English Amiga Board


Go Back   English Amiga Board > Coders > Coders. General

 
 
Thread Tools
Old 11 August 2020, 18:10   #1
BigT
Registered User
 
Join Date: Apr 2020
Location: Melbourne / Australia
Posts: 23
Fastest method to clear a single bitplane on Amiga OCS - My findings

I was messing around with clearing a single bitplane in ASM on A500 OCS ie 320x256=10240 bytes. My findings were as follows:
clr.l (a0)+ dbra loop - 178 scanlines
clr.l (a0)+ dbra loop unrolled x16 clr.l statements - 118 scanlines
move.l d1,(a0)+ unrolled x16 - 73 scanlines
movem.l d1-d6/a2-a3,-(a0) unrolled x2 - 56 scanlines
blitter D channel clear - 50 scanlines
Blitter D + movem.l combination - 27 scanlines


What I was most surprised by was how close in performance a movem.l operation was to the blitter. I had always thought the blitter was much faster....
BigT is offline  
Old 11 August 2020, 19:04   #2
ross
Defendit numerus
 
ross's Avatar
 
Join Date: Mar 2017
Location: Crossing the Rubicon
Age: 54
Posts: 4,498
Quote:
Originally Posted by BigT View Post
I was messing around with clearing a single bitplane in ASM on A500 OCS ie 320x256=10240 bytes. My findings were as follows:
clr.l (a0)+ dbra loop - 178 scanlines
clr.l (a0)+ dbra loop unrolled x16 clr.l statements - 118 scanlines
move.l d1,(a0)+ unrolled x16 - 73 scanlines
movem.l d1-d6/a2-a3,-(a0) unrolled x2 - 56 scanlines
blitter D channel clear - 50 scanlines
Blitter D + movem.l combination - 27 scanlines


What I was most surprised by was how close in performance a movem.l operation was to the blitter. I had always thought the blitter was much faster....
It is actually MUCH faster. Otherwise how could you cut the time required for a clear combining CPU + Blitter?
When you activate only the D channel half of the blitter cycles are idle cycles (therefore usable by the CPU or other DMA channels to access the memory).
ross is offline  
Old 11 August 2020, 19:52   #3
DanScott
Lemon. / Core Design
 
DanScott's Avatar
 
Join Date: Mar 2016
Location: Tier 5
Posts: 1,213
other DMA activity will affect the timings too.

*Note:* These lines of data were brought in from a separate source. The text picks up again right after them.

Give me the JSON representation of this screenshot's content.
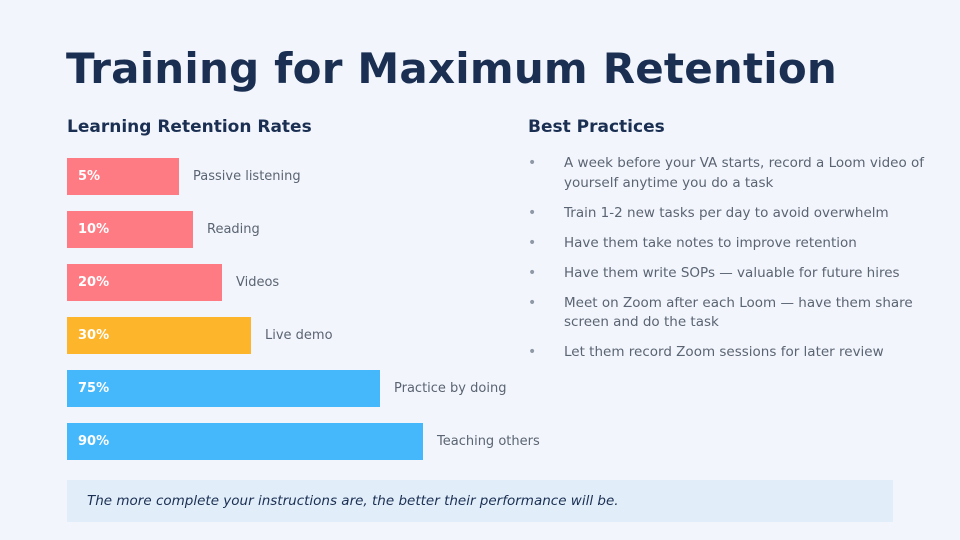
{
  "title": "Training for Maximum Retention",
  "left_heading": "Learning Retention Rates",
  "right_heading": "Best Practices",
  "chart_data": {
    "type": "bar",
    "orientation": "horizontal",
    "categories": [
      "Passive listening",
      "Reading",
      "Videos",
      "Live demo",
      "Practice by doing",
      "Teaching others"
    ],
    "values": [
      5,
      10,
      20,
      30,
      75,
      90
    ],
    "value_labels": [
      "5%",
      "10%",
      "20%",
      "30%",
      "75%",
      "90%"
    ],
    "bar_colors": [
      "#ff7b84",
      "#ff7b84",
      "#ff7b84",
      "#fdb52c",
      "#45b8fc",
      "#45b8fc"
    ],
    "title": "Learning Retention Rates",
    "xlabel": "",
    "ylabel": "",
    "grid": false
  },
  "best_practices": [
    "A week before your VA starts, record a Loom video of yourself anytime you do a task",
    "Train 1-2 new tasks per day to avoid overwhelm",
    "Have them take notes to improve retention",
    "Have them write SOPs — valuable for future hires",
    "Meet on Zoom after each Loom — have them share screen and do the task",
    "Let them record Zoom sessions for later review"
  ],
  "bullet_glyph": "•",
  "callout": "The more complete your instructions are, the better their performance will be.",
  "colors": {
    "background": "#f2f6fc",
    "heading": "#1b2f52",
    "body_text": "#5b6472",
    "callout_bg": "#e1eefa"
  }
}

How were these "scanlines" calculated ? Was bitplane DMA active at any point down the screen etc...
DanScott is offline  
Old 11 August 2020, 21:22   #4
ross
Defendit numerus
 
ross's Avatar
 
Join Date: Mar 2017
Location: Crossing the Rubicon
Age: 54
Posts: 4,498
Quote:
Originally Posted by DanScott View Post
other DMA activity will affect the timings too.

How were these "scanlines" calculated ? Was bitplane DMA active at any point down the screen etc...
Just checked with my buffer clear code: 27 scanlines without other DMA activity.
Attached Thumbnails
Click image for larger version

Name:	clear.jpg
Views:	206
Size:	24.7 KB
ID:	68452  
ross is offline  
Old 11 August 2020, 21:41   #5
Thomas Richter
Registered User
 
Join Date: Jan 2019
Location: Germany
Posts: 3,323
Quote:
Originally Posted by BigT View Post
What I was most surprised by was how close in performance a movem.l operation was to the blitter. I had always thought the blitter was much faster....
For a task as simple as this, the limiting factor is not so much the CPU power, but the chip memory bandwidth. The advantage is more on the side of the blitter if you try implement the minterms, masking and shifts as well by the CPU.
Thomas Richter is offline  
Old 12 August 2020, 02:23   #6
BigT
Registered User
 
Join Date: Apr 2020
Location: Melbourne / Australia
Posts: 23
Quote:
Originally Posted by DanScott View Post
other DMA activity will affect the timings too.

How were these "scanlines" calculated ? Was bitplane DMA active at any point down the screen etc...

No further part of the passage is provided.